My hesitation to respond with an enthusiastic "yes" rests neither on the lack of public and private energy research nor on the lack of resources available to meet our growing energy needs, but on the lack of technicians, engineers and scientists needed to drive American energy production. The United States possesses abundant resources -- from oil and natural gas to biomass and nuclear energy -- to fuel our economy and lessen the dependence on foreign imports. Notwithstanding, across-the-board the energy industry suffers from a deficit of skilled workers who can manufacture wind turbines and solar panels, operate a drill bit on an oil rig, or perform a multitude of other necessary functions.
According to a recent Washington Post article, a report by Deloitte for the Manufacturing Institute found that as many as 600,000 manufacturing jobs are going unfilled, even at a time of high unemployment. For an insight on how the energy sector compares, a quick look at the employment listings of some of the leading energy developers in the United States affirms what we already know: The United States does not graduate enough machinists, engineers and scientists to fill many of these vacancies. If this trend continues, the United States will not have the skilled workers necessary to pave the path towards an energy future that focuses more on increased use of alternative and renewable energy.

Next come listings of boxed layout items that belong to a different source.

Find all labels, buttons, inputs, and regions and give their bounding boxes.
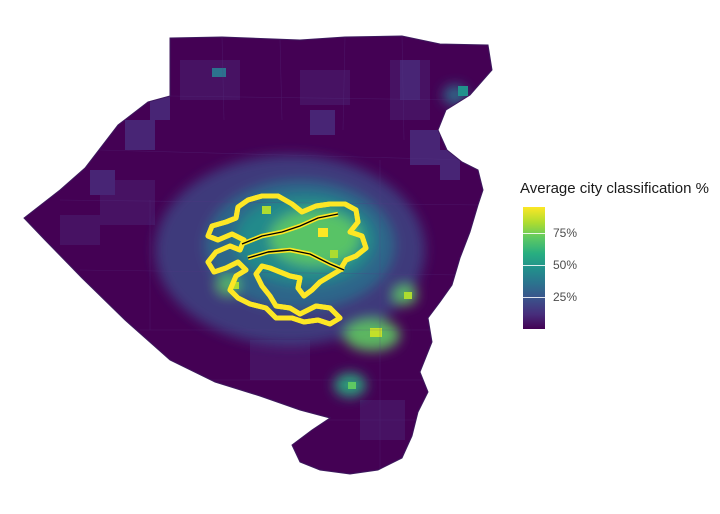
tract-texture-2 — [90, 60, 460, 195]
tract-texture — [60, 60, 430, 440]
city-boundary-outline — [205, 193, 369, 327]
legend-tick-mark — [523, 232, 545, 234]
legend-colorbar — [523, 207, 545, 329]
legend-tick-label: 75% — [553, 225, 578, 240]
legend-title: Average city classification % — [520, 180, 709, 197]
legend-body: 25% 50% 75% — [520, 207, 709, 329]
legend-tick-label: 50% — [553, 257, 578, 272]
legend-tick-label: 25% — [553, 289, 578, 304]
legend: Average city classification % 25% 50% 75% — [520, 180, 709, 329]
tract-boundaries — [59, 36, 481, 470]
legend-tick-mark — [523, 296, 545, 298]
legend-tick-mark — [523, 264, 545, 266]
high-tracts — [212, 68, 468, 389]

One of CEA's leading policy priorities has focused on expanding energy education at all levels to ensure a capable workforce for now and in the coming years. Across the country, there are a variety of initiatives that bolster technical and vocational training at community colleges and that increase the number of geoscientists, engineers and mathematicians graduating from our nation's universities. While programs at the post-secondary level have produced wonderful successes, we must better capture a student's interest in energy and the sciences at a much younger age. Surveys confirm that after a student reaches high school, his or her interest in math and science wanes, and by the time these students reach college, fewer and fewer are completing degrees in these fields.
Sparking the imagination of our young students and giving them the tools to succeed in these critical fields is essential. CEA has invested much of our efforts to promoting the sciences to young students through our annual Energy Day festival in Houston, Texas, an official City of Houston event that highlights the importance of energy in our everyday lives and awards scholarships to K-12 grade students for achievements in energy and science. To keep the momentum going year-round, Energy Day partners with several local science and academic competitions to challenge our students inside and outside the classroom. Myriad other private and public projects deserve credit, too, for the programs and partnerships that advance science education and give our young students a chance to succeed in these challenging fields.
Educators and parents have long recognized the need to focus more on math and science. Now, it is time for policymakers, businesses and communities to stand up and play a more active role in training our next generation of energy professionals. As the President underscored in his address, innovation and education are integral to America's economic future. Little did he know how imperative these would also be for our energy future.